Figure 3. Shaping and mapping functional relay circuits.

Illustrated is a proposed approach to guide the formation of adaptive sprouting and map the resultant relay circuit by combining post-injury rehabilitation, retrograde trans-synaptic labeling, tissue clearing, and three-dimensional imaging of cleared brain and spinal cord. (A) In an uninjured animal, retrograde trans-synaptic tracing with fluorescent label from spinal motor neurons (green) –as can be achieved by injection of viral tracer into the muscle of interest (brown)– followed by tissue clearing to reveal proper connection of spinal motor neurons to corticospinal neurons (blue) in the corresponding motor cortex.

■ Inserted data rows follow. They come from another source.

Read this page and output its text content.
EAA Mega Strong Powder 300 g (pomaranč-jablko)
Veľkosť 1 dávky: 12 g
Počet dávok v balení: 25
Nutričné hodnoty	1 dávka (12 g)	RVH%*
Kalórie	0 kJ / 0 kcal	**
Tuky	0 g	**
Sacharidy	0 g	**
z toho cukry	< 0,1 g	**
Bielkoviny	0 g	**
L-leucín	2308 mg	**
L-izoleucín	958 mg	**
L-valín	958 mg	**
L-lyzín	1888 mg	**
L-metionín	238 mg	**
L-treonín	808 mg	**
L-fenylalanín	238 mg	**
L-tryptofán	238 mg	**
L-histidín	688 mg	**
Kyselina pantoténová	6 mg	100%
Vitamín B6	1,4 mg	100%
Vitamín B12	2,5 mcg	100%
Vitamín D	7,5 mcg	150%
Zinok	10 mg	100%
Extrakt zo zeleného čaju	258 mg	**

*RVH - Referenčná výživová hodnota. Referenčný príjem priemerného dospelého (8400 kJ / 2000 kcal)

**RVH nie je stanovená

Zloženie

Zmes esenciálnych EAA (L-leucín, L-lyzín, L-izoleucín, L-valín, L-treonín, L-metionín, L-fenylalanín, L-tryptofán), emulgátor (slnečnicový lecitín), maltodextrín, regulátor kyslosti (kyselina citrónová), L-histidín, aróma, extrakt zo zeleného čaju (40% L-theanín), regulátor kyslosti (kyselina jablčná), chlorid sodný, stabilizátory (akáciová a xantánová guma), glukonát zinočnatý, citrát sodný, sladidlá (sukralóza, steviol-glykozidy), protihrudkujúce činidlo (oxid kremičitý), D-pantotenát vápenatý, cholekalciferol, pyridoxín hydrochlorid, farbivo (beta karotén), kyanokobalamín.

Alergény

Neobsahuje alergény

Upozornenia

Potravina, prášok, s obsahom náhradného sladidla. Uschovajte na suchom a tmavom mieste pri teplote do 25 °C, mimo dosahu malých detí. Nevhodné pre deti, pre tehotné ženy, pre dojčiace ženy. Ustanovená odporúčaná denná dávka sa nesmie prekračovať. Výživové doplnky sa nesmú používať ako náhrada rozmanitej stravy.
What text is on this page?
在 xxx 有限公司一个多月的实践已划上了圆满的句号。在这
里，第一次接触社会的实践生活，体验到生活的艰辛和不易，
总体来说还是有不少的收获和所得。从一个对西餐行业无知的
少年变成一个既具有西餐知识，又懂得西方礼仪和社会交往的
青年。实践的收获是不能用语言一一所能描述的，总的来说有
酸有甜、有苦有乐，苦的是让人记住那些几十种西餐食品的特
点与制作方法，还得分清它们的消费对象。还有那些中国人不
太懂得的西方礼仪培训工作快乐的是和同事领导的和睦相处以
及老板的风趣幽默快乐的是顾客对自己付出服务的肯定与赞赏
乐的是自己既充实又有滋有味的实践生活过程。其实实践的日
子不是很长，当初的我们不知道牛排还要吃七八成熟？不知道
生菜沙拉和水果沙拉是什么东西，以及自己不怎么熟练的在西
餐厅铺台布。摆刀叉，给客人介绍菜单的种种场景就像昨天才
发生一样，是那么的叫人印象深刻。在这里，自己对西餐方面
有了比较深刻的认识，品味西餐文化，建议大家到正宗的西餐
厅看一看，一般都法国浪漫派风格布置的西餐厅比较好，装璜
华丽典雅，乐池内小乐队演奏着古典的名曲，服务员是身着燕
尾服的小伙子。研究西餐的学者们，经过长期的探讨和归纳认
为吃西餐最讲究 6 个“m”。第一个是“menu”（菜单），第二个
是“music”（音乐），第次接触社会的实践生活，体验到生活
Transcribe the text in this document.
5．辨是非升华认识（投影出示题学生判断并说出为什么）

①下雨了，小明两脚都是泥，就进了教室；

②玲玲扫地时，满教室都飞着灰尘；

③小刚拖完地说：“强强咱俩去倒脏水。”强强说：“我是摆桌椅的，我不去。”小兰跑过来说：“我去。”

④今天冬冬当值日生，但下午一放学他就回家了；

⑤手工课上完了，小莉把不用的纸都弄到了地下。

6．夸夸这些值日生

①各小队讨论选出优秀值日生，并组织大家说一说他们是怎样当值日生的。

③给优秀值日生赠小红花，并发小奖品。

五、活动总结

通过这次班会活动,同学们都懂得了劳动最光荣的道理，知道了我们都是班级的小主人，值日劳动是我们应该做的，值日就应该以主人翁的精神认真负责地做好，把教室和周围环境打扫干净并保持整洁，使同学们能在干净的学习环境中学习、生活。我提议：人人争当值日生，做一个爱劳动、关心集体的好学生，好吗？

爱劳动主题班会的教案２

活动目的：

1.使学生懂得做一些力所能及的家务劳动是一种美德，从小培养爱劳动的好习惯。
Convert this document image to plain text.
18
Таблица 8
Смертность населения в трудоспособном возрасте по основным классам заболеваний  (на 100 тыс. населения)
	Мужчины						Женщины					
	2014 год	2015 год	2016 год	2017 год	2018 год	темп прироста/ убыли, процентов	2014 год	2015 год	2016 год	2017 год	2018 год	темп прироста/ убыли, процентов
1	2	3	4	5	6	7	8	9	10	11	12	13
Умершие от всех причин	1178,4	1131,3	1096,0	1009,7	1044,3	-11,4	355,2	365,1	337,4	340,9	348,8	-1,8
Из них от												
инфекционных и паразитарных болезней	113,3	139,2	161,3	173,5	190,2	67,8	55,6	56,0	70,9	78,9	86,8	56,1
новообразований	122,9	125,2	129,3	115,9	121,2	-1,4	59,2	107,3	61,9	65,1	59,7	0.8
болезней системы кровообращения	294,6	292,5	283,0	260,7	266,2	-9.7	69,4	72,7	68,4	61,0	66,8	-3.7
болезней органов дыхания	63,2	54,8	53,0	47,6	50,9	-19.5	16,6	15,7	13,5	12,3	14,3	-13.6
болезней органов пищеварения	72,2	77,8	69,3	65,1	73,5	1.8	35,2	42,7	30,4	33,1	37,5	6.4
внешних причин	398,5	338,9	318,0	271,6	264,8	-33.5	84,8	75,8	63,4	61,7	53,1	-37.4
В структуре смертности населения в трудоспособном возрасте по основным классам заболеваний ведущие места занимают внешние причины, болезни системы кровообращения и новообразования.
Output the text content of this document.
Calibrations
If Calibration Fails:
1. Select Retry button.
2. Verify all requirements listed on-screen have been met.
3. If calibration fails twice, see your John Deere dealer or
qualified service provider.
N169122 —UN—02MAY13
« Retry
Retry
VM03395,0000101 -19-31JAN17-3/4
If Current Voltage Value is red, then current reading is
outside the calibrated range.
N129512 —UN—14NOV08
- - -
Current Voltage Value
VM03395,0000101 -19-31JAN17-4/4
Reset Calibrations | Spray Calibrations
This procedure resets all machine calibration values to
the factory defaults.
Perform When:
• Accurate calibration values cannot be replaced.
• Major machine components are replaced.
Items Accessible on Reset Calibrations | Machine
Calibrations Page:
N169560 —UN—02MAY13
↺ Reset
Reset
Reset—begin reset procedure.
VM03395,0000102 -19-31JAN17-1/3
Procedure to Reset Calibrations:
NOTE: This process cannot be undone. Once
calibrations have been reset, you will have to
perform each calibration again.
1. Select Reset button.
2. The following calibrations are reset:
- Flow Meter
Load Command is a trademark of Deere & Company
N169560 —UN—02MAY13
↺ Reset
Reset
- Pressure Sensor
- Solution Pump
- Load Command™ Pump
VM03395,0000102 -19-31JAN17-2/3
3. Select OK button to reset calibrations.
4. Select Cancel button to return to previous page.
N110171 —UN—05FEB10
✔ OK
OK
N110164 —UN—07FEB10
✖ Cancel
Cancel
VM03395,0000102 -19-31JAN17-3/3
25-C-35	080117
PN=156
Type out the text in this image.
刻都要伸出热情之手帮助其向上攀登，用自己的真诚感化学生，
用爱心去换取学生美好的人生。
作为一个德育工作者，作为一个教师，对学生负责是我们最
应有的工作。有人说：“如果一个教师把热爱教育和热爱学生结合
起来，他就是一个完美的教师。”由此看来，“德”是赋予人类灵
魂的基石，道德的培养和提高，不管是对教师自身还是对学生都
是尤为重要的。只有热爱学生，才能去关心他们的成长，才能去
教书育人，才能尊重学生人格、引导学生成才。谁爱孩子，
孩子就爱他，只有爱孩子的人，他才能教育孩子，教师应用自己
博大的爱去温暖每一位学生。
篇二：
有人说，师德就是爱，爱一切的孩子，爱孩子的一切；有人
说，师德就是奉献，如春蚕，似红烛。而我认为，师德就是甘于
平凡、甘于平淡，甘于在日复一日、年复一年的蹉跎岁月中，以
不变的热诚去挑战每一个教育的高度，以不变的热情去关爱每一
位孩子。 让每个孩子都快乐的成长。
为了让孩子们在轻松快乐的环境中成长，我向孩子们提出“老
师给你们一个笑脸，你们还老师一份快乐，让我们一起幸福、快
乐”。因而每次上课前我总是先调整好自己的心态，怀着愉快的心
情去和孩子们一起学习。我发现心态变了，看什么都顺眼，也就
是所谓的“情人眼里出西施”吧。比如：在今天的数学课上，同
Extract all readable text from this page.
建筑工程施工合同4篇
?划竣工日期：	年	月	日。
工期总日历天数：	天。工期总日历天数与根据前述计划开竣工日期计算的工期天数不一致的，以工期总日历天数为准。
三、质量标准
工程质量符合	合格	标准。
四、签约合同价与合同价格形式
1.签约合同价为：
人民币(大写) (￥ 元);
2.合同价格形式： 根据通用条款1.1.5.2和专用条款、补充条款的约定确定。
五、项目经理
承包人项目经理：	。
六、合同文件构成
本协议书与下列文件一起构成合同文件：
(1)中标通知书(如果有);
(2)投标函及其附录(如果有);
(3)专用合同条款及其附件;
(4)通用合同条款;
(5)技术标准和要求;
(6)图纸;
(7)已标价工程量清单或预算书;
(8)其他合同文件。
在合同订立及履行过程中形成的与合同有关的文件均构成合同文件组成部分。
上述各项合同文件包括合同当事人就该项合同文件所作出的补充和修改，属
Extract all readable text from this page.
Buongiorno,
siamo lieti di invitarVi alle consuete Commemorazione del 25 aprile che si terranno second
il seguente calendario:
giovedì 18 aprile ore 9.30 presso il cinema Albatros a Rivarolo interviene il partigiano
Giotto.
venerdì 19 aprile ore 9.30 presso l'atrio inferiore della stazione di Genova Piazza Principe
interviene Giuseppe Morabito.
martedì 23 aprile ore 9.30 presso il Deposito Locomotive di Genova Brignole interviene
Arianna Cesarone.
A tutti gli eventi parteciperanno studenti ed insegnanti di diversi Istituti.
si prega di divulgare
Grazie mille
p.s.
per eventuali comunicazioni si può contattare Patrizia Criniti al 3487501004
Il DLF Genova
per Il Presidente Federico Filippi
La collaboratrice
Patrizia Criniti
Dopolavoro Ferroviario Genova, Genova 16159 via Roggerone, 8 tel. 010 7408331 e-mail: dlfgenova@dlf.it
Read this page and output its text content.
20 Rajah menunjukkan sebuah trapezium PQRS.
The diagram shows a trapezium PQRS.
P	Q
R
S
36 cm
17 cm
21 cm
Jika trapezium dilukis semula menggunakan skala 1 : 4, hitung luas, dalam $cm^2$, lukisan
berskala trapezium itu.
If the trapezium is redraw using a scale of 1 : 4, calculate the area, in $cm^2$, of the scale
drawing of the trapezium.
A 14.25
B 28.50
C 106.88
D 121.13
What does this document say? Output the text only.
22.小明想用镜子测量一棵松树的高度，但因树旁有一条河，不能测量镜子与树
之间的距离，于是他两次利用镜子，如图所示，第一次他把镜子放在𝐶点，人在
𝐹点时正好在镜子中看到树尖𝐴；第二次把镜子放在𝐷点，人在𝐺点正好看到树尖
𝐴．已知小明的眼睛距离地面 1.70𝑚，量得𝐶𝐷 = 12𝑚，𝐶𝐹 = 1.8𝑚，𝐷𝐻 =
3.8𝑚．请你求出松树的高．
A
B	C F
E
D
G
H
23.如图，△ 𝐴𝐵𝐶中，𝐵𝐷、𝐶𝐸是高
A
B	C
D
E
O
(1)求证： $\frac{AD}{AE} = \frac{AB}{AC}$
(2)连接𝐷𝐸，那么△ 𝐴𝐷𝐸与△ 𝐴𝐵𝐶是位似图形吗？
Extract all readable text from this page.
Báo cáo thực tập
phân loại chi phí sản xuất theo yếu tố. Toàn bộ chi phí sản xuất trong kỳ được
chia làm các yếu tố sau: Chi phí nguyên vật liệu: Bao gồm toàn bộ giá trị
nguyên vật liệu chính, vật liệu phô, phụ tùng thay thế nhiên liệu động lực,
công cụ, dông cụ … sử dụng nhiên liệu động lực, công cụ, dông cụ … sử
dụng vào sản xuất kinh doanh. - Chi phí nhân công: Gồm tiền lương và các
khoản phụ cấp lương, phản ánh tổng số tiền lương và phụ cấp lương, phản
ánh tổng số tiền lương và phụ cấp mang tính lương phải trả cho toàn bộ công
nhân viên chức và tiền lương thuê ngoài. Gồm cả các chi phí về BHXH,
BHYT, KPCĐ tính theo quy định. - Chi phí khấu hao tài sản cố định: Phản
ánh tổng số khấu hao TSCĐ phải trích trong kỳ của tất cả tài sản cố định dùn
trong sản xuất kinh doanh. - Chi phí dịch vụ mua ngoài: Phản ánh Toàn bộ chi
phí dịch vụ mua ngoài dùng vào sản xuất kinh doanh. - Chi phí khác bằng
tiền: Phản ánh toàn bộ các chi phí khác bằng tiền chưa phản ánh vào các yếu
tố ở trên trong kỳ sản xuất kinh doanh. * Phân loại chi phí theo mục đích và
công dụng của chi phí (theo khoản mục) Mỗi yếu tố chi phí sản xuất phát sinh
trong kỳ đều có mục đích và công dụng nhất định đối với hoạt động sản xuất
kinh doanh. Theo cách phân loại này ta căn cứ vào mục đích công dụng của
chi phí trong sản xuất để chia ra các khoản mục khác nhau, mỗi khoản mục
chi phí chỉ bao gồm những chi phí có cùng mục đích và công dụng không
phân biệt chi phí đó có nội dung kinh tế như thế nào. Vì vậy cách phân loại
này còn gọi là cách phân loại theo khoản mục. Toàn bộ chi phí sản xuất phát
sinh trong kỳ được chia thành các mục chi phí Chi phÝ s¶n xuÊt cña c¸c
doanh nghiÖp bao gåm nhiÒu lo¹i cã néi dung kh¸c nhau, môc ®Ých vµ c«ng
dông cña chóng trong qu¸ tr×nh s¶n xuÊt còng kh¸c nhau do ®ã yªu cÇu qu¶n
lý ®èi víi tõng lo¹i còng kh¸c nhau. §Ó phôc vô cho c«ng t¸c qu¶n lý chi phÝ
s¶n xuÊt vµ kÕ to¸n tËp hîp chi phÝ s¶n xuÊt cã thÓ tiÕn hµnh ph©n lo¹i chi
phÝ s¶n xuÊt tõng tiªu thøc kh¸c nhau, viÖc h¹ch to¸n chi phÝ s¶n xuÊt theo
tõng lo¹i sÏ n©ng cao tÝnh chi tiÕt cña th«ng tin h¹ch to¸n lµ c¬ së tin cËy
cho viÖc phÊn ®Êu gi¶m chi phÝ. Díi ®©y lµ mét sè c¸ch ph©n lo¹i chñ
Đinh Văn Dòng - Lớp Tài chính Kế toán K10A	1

Rodent spinal interneurons are not shown. (B) In a spinally injured animal (red “X”), spontaneous sprouting occurs but is undirected, leading to nonfunctional or maladaptive connections (indicated by blue arrow) that may change cortical motor representation and worsen motor function among other adverse effects. (C) In a spinally injured animal subjected to post-injury rehabilitation (exercise and/or electrochemical stimulation), spontaneous sprouting occurs and training strengthens adaptive circuits (indicated by blue arrow) exemplified by the establishment of relay connections to motor neurons through spinal interneurons (purple) to enhance functional recovery. Retrograde transneuronal tracing and tissue clearing allow subsequent visualization of such functional relay network. Furthermore, molecular interventions may enhance the sprouting response that in combination with rehabilitation could increase formation of new functional connections (not shown).